In previous in vitro and animal studies (sheep model), we tested this novel biomaterial and obtained good results in cartilage and bone tissue regeneration [3]. In this study of a sheep model we showed the osteochondral regeneration capacity of this 3-layered, biomimetic, nano-structured scaffold, alone or in combination with autologous cells. The 6-month follow-up results indicated poor spontaneous healing of the osteochondral defect in the control sheep group, where the defect, 9 mm deep and 7 mm wide, was left untreated. The implant of the gradient biomimetic scaffold led to a reconstruction of both hyaline-like cartilage and structured bone tissue anchored to the interface of adjacent healthy tissues, even with no other bioactive agents added. Healing of the deep osteochondral defect was evident; histological images excluded the presence of bone tissue inside the upper cartilaginous layer and, from a histological viewpoint, no inflammatory reactions were observed in any of the treatment sites (Fig. 4).

Fig. 4
figure 4

Histologic evaluation at 6 months of undecalcified samples in a sheep treated with the biomimetic scaffold alone showed the presence of a newly formed repair tissue and a good integration of scaffolds with host cartilage. The presence of newly formed hyaline-like tissue, with a strong proteoglycan staining and columnar rearrangement of chondrocytes, and an underlying well-structured subchondral trabecular bone, distinguishable from the healthy adjacent bone, was noted. Staining with Safranin-O/Fast Green/Toluidine blue (a ×1 magnification, b ×1.25 magnification, c ×10 magnification)

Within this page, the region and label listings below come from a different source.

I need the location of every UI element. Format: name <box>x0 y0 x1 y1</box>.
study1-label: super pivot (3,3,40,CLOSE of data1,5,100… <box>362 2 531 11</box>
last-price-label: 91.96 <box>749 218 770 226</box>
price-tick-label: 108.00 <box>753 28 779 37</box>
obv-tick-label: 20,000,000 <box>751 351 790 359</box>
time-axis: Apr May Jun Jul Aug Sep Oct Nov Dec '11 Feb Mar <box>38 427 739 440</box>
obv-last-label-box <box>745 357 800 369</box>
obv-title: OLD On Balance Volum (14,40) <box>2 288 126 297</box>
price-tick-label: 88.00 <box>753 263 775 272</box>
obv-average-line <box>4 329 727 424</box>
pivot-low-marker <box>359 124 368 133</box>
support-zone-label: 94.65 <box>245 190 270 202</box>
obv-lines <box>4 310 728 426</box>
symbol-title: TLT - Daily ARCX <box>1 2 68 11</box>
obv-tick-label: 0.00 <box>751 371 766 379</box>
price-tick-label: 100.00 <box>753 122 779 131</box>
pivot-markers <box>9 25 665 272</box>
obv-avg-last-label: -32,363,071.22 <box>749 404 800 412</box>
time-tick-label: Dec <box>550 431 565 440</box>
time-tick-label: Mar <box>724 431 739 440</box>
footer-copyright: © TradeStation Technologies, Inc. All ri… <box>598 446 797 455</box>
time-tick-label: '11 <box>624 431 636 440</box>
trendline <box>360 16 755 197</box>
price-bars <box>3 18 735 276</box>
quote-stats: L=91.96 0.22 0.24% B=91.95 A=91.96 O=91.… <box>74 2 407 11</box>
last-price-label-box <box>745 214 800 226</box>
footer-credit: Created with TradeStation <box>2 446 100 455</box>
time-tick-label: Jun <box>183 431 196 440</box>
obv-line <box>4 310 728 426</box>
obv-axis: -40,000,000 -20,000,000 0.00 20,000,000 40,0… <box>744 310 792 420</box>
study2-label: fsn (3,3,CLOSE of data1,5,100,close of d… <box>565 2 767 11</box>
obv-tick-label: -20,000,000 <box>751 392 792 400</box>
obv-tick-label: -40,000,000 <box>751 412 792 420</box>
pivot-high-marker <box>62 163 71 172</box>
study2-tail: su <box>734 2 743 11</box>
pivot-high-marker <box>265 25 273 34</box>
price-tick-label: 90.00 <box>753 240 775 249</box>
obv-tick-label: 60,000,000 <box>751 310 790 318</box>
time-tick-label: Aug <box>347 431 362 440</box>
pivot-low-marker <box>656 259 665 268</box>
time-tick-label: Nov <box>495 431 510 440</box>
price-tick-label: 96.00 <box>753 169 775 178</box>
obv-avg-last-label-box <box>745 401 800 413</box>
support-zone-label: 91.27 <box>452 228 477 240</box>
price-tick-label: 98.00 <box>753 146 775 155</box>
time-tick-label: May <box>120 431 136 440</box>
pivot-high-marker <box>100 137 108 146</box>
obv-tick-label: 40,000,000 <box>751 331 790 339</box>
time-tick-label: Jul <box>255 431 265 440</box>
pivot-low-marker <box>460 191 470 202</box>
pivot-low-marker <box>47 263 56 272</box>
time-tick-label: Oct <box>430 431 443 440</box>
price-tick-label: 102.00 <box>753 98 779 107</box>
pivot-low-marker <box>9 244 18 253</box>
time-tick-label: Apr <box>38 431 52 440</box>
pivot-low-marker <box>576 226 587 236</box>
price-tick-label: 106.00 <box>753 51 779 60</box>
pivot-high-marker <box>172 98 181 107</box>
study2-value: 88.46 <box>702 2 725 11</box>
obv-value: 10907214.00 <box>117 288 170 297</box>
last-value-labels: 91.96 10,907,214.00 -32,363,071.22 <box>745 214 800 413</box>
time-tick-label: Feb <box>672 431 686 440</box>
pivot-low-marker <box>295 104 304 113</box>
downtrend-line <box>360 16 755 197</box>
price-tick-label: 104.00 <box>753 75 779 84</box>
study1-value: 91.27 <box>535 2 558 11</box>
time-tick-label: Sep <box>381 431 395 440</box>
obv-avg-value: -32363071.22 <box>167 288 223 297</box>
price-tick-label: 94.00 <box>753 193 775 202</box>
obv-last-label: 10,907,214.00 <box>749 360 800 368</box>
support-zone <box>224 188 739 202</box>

Considering that the result was obtained also using the cell-free scaffold, it is likely that mesenchymal precursor cells resident in the subchondral bone mediated this process and recruited within the material. These findings would thus be consistent with previously proposed concepts [2] and a recent study advocating the relevant contribution of mesenchymal stem cells attracted from the bone marrow towards autologous matrix-induced chondrogenesis [4].

This procedure produced good results, both in terms of clinical outcome and MRI findings. The patient was able to return to a satisfactory functional level. We conclude that this scaffold may represent a valid therapeutic option in case of large osteochondral lesions.